I’ve said before I don’t fish for Barbel that often, I prefer to fish in the autumn and winter months when they are at their heaviest and hungriest. Times of flood when the water is coloured is another window of opportunity to catch these fantastic powerful fish, because it is about the only fish that bites in those conditions. They can venture out in to the murky waters without standing out like a sore thumb.

I was hoping they had now returned and were up for feeding, or would they spoil the party? !!!!

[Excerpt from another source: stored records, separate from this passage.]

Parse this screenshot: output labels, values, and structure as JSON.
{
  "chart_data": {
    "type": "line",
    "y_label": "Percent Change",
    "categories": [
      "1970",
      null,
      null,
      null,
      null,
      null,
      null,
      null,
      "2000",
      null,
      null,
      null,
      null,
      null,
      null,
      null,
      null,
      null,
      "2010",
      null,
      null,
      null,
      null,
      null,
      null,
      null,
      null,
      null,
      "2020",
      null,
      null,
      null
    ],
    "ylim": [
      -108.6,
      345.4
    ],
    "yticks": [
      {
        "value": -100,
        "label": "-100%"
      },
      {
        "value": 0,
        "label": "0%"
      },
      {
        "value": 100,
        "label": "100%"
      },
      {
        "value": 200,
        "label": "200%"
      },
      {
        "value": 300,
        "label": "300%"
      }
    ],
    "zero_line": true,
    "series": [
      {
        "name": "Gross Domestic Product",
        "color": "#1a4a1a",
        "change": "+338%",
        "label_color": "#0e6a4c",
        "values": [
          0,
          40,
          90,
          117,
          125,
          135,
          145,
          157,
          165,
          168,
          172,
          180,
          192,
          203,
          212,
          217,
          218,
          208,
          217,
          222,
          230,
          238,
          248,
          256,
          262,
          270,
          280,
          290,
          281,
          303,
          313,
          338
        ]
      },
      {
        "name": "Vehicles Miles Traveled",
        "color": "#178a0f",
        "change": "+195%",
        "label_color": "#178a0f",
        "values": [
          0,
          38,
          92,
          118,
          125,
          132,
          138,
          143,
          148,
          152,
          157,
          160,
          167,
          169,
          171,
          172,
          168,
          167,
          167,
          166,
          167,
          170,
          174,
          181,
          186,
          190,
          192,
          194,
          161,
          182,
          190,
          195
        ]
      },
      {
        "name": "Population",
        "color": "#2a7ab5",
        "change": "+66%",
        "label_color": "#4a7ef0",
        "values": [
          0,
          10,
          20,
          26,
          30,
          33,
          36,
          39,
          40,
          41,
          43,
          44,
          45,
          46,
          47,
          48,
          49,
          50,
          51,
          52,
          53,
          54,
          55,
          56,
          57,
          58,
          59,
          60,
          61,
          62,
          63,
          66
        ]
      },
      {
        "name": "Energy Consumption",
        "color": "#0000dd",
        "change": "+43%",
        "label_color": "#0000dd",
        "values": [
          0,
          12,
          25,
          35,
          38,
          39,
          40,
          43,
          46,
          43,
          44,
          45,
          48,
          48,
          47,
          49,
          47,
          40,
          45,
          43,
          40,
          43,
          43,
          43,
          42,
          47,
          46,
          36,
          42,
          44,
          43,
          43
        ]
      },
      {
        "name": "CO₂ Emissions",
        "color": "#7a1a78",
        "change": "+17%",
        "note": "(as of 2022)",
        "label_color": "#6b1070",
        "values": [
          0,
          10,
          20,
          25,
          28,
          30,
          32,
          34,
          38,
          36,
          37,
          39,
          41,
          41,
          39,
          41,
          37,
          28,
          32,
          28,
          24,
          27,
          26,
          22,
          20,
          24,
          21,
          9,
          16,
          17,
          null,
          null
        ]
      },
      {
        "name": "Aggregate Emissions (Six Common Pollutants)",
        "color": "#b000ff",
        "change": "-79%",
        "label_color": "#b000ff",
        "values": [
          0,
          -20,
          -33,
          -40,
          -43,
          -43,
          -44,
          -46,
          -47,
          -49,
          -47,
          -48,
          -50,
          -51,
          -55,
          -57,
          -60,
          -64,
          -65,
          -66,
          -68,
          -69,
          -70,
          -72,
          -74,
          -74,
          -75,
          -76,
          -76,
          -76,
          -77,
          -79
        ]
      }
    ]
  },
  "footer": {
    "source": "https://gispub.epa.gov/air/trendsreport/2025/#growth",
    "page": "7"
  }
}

Anyway back to the session, where I’d hope to register some scores on the door for the Bloggers Challenge. A Krill wafter on one rod, a pungent meat boilie on the other, both with PVA bags of mixed pellets, an hour before dusk, wait for a proper bait. There are gluttonous chub here as well, meat can be snatched or dislodged from the hook and there is no time to check of the bait is still on,  a firmer boilie is more resistant to their persistence. ignore the pulls, plucks and knocks you will know exactly when a Barbel takes the bait.

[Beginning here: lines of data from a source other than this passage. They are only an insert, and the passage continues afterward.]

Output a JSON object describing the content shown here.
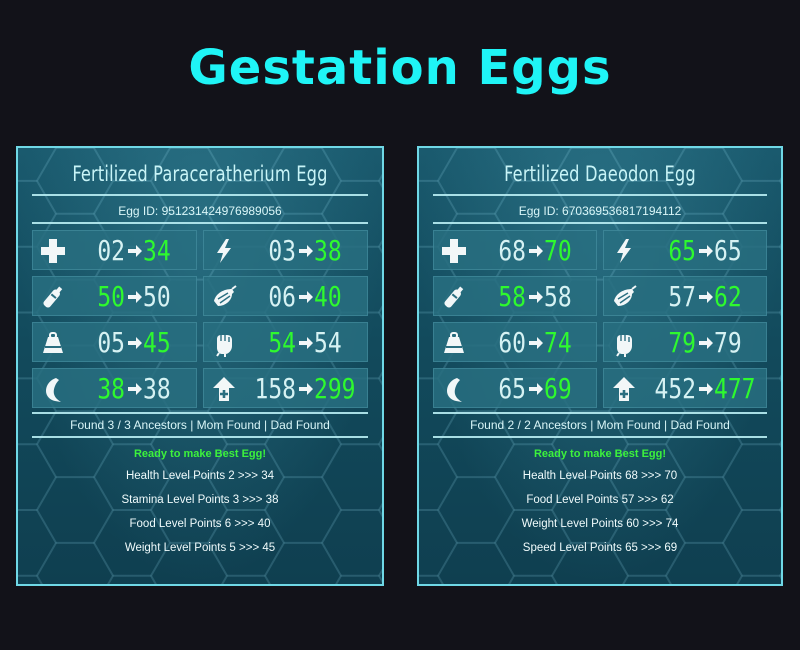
{
  "page_title": "Gestation Eggs",
  "colors": {
    "title": "#1ff4f6",
    "green_value": "#2ef92e",
    "white_value": "#d6f2f3",
    "ready": "#3cf23c"
  },
  "panels": [
    {
      "title": "Fertilized Paraceratherium Egg",
      "egg_id": "Egg ID: 951231424976989056",
      "stats": [
        {
          "icon": "health-cross-icon",
          "from": "02",
          "to": "34",
          "from_green": false,
          "to_green": true
        },
        {
          "icon": "stamina-bolt-icon",
          "from": "03",
          "to": "38",
          "from_green": false,
          "to_green": true
        },
        {
          "icon": "oxygen-tank-icon",
          "from": "50",
          "to": "50",
          "from_green": true,
          "to_green": false
        },
        {
          "icon": "food-icon",
          "from": "06",
          "to": "40",
          "from_green": false,
          "to_green": true
        },
        {
          "icon": "weight-icon",
          "from": "05",
          "to": "45",
          "from_green": false,
          "to_green": true
        },
        {
          "icon": "melee-fist-icon",
          "from": "54",
          "to": "54",
          "from_green": true,
          "to_green": false
        },
        {
          "icon": "speed-boot-icon",
          "from": "38",
          "to": "38",
          "from_green": true,
          "to_green": false
        },
        {
          "icon": "level-up-icon",
          "from": "158",
          "to": "299",
          "from_green": false,
          "to_green": true
        }
      ],
      "ancestors": "Found 3 / 3 Ancestors | Mom Found | Dad Found",
      "ready": "Ready to make Best Egg!",
      "lines": [
        "Health Level Points 2 >>> 34",
        "Stamina Level Points 3 >>> 38",
        "Food Level Points 6 >>> 40",
        "Weight Level Points 5 >>> 45"
      ]
    },
    {
      "title": "Fertilized Daeodon Egg",
      "egg_id": "Egg ID: 670369536817194112",
      "stats": [
        {
          "icon": "health-cross-icon",
          "from": "68",
          "to": "70",
          "from_green": false,
          "to_green": true
        },
        {
          "icon": "stamina-bolt-icon",
          "from": "65",
          "to": "65",
          "from_green": true,
          "to_green": false
        },
        {
          "icon": "oxygen-tank-icon",
          "from": "58",
          "to": "58",
          "from_green": true,
          "to_green": false
        },
        {
          "icon": "food-icon",
          "from": "57",
          "to": "62",
          "from_green": false,
          "to_green": true
        },
        {
          "icon": "weight-icon",
          "from": "60",
          "to": "74",
          "from_green": false,
          "to_green": true
        },
        {
          "icon": "melee-fist-icon",
          "from": "79",
          "to": "79",
          "from_green": true,
          "to_green": false
        },
        {
          "icon": "speed-boot-icon",
          "from": "65",
          "to": "69",
          "from_green": false,
          "to_green": true
        },
        {
          "icon": "level-up-icon",
          "from": "452",
          "to": "477",
          "from_green": false,
          "to_green": true
        }
      ],
      "ancestors": "Found 2 / 2 Ancestors | Mom Found | Dad Found",
      "ready": "Ready to make Best Egg!",
      "lines": [
        "Health Level Points 68 >>> 70",
        "Food Level Points 57 >>> 62",
        "Weight Level Points 60 >>> 74",
        "Speed Level Points 65 >>> 69"
      ]
    }
  ]
}
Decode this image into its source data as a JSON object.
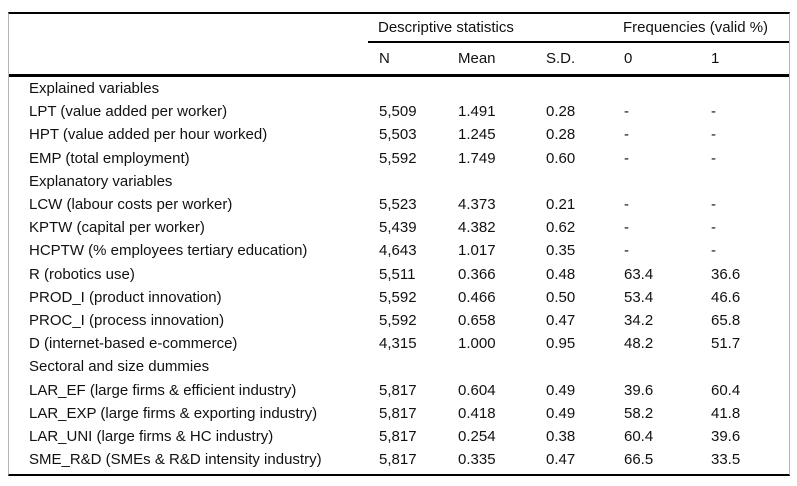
{
  "table": {
    "group_headers": [
      {
        "label": "Descriptive statistics"
      },
      {
        "label": "Frequencies (valid %)"
      }
    ],
    "column_headers": [
      "N",
      "Mean",
      "S.D.",
      "0",
      "1"
    ],
    "rows": [
      {
        "type": "section",
        "label": "Explained variables"
      },
      {
        "type": "data",
        "label": "LPT (value added per worker)",
        "n": "5,509",
        "mean": "1.491",
        "sd": "0.28",
        "f0": "-",
        "f1": "-"
      },
      {
        "type": "data",
        "label": "HPT (value added per hour worked)",
        "n": "5,503",
        "mean": "1.245",
        "sd": "0.28",
        "f0": "-",
        "f1": "-"
      },
      {
        "type": "data",
        "label": "EMP (total employment)",
        "n": "5,592",
        "mean": "1.749",
        "sd": "0.60",
        "f0": "-",
        "f1": "-"
      },
      {
        "type": "section",
        "label": "Explanatory variables"
      },
      {
        "type": "data",
        "label": "LCW (labour costs per worker)",
        "n": "5,523",
        "mean": "4.373",
        "sd": "0.21",
        "f0": "-",
        "f1": "-"
      },
      {
        "type": "data",
        "label": "KPTW (capital per worker)",
        "n": "5,439",
        "mean": "4.382",
        "sd": "0.62",
        "f0": "-",
        "f1": "-"
      },
      {
        "type": "data",
        "label": "HCPTW (% employees tertiary education)",
        "n": "4,643",
        "mean": "1.017",
        "sd": "0.35",
        "f0": "-",
        "f1": "-"
      },
      {
        "type": "data",
        "label": "R (robotics use)",
        "n": "5,511",
        "mean": "0.366",
        "sd": "0.48",
        "f0": "63.4",
        "f1": "36.6"
      },
      {
        "type": "data",
        "label": "PROD_I (product innovation)",
        "n": "5,592",
        "mean": "0.466",
        "sd": "0.50",
        "f0": "53.4",
        "f1": "46.6"
      },
      {
        "type": "data",
        "label": "PROC_I (process innovation)",
        "n": "5,592",
        "mean": "0.658",
        "sd": "0.47",
        "f0": "34.2",
        "f1": "65.8"
      },
      {
        "type": "data",
        "label": "D (internet-based e-commerce)",
        "n": "4,315",
        "mean": "1.000",
        "sd": "0.95",
        "f0": "48.2",
        "f1": "51.7"
      },
      {
        "type": "section",
        "label": "Sectoral and size dummies"
      },
      {
        "type": "data",
        "label": "LAR_EF (large firms & efficient industry)",
        "n": "5,817",
        "mean": "0.604",
        "sd": "0.49",
        "f0": "39.6",
        "f1": "60.4"
      },
      {
        "type": "data",
        "label": "LAR_EXP (large firms & exporting industry)",
        "n": "5,817",
        "mean": "0.418",
        "sd": "0.49",
        "f0": "58.2",
        "f1": "41.8"
      },
      {
        "type": "data",
        "label": "LAR_UNI (large firms & HC industry)",
        "n": "5,817",
        "mean": "0.254",
        "sd": "0.38",
        "f0": "60.4",
        "f1": "39.6"
      },
      {
        "type": "data",
        "label": "SME_R&D (SMEs & R&D intensity industry)",
        "n": "5,817",
        "mean": "0.335",
        "sd": "0.47",
        "f0": "66.5",
        "f1": "33.5"
      }
    ],
    "colors": {
      "rule": "#000000",
      "side_border": "#b5b5b5",
      "text": "#111111",
      "background": "#ffffff"
    }
  }
}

Best laid plans and all that, the first part went very well indeed, with Chub in quite a few swims coming up to take the bread off the surface. One swim I could see a Barbel as well, certainly over 7lb by the look of it. Slow sinking bread took the biggest chub and when you're fishing water, not much more than a foot deep in pacey water, it gave a cracking account for itself. Maybe rolling meat might have tempted the Barbel but it looked very cagey indeed.

Three swims produced fish though, and I managed 5 Chub, the smallest around 3lb. Away from the pacey shallow swims though, the water looked dead. The water had dropped considerably so I didn't expect much action the last hour headed in to dusk.

The chub were still active though and there were quite a few chub rattles pulls here and there but no Barbel decided to bite. With rain not forecast I'm tempted to don the waders and fish not only floating bread, but maybe some rolling meat as I'm sure put a lump in the front of a Barbel it would take it.